I fumbled to open the front door again. Quickly, quickly, it would take him only a moment to wash his hands. I got out of the front door again and shut it behind me. I ducked down beneath the doors
glass panes so he wouldn’t see me. What should I do? Should I go home, give in, or try again?
[Yes, I really was right – this is a quest, a true adventure story. Danger, peril all the way. But I wonder. Did I start wrong? Should I not have given away at the beginning that I got away with it? Maybe that spoils the tension. But no. This is not a thriller. It is art. I am the hero and it is through my eyes. In my eyes are glory.]
I waited. I waited and I waited and I waited. And he must now have been sitting down because it was prime-time TV and because Helen would be home in an hour and a half and I wouldn’t get any other opportunity.
So I put some more chloroform on a new tissue and raised my bat and opened the door again and listened. The TV spoke to me. Then so did Adam.
‘Hello?’ he shouted.
He must have heard the door.
The TV went silent.
‘Hello?’ he asked again, more quietly.
There was a big long pause. The living-room door was closed, so he would have to get up and open it to see the door. If he did, it would have to be the bat. Or I could run upstairs and hide. But when would I come down again? I might get stuck up there all night, in the bedroom with Adam and Helen.
Then the TV went on again. I started to exhale, then stopped myself. Noise was an enemy. I mustn’t draw attention to myself. I must be quiet.
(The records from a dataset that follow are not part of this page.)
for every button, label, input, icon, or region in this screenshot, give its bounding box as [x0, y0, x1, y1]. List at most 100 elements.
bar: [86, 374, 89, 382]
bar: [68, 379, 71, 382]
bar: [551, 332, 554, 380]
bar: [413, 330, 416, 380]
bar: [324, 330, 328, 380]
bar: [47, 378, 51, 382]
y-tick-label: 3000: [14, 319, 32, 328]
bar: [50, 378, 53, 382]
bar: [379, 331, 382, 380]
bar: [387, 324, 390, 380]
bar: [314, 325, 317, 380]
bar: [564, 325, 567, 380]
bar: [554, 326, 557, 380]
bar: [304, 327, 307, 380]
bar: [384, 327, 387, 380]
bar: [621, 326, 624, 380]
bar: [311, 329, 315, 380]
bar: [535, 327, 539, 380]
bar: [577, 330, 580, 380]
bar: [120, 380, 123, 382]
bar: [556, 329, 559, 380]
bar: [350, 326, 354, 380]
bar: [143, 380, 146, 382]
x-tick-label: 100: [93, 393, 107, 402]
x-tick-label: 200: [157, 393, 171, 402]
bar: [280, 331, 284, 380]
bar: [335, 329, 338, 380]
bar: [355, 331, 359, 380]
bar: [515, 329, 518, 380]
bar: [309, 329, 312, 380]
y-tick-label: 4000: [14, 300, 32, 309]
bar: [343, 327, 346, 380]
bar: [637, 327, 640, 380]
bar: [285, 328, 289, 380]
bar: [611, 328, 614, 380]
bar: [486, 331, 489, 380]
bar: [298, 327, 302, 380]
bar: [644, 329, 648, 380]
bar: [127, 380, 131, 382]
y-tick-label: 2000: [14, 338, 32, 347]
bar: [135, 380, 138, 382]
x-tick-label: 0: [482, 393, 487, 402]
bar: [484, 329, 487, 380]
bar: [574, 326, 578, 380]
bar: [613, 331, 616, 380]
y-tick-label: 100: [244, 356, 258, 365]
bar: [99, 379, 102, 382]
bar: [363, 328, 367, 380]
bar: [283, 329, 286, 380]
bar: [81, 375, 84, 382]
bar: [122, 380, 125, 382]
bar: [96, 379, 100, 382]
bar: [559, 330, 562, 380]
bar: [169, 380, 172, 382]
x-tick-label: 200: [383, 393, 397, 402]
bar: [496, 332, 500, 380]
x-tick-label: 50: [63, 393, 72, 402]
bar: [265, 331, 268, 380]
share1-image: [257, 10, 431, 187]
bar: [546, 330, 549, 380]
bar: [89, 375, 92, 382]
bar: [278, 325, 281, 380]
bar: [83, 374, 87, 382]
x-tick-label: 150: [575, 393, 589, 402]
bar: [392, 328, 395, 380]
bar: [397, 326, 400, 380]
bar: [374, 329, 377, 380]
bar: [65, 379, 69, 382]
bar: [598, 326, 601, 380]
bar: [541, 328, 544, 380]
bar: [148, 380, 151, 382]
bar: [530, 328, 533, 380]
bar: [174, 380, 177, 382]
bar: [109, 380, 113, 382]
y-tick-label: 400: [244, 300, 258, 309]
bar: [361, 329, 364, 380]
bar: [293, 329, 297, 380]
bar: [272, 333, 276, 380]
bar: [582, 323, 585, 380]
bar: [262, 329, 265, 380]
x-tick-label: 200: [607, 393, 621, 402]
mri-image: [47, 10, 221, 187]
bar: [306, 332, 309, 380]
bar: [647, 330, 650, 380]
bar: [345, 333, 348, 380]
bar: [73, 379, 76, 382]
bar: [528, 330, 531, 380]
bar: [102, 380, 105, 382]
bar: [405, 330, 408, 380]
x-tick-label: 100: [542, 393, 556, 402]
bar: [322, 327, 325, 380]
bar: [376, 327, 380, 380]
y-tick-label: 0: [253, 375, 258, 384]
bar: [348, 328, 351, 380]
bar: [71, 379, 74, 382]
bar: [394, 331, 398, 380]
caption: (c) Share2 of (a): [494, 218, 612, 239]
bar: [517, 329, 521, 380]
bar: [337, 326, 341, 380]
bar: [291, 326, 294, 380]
Next came the creeping. I did not know I was such a skilful creeper. Plush carpets help, it is true. But my silent ninja creeping skills gave me a big advantage. Up to the living-room door. Quietly, quietly. Push it open. Softly, softly. There was my prize, sitting on the sofa, like I’d imagined. Adam. Here I am for you.
But they hadn’t invested in oil. No door lubricant. There was the faintest of creaks. I saw a small jerk in the back of Adam’s neck. I saw that neck start to swivel so that in a moment his head would move round and see the door and see me – and I PLUNGED! Leapt across the room, I did – super ninja able. And then BLAT! The tissue with the chloroform right over his mouth. He writhed and he struggled and he tried to look up at me but I held him firm until slowly, slowly, s l o w l y. He stopped.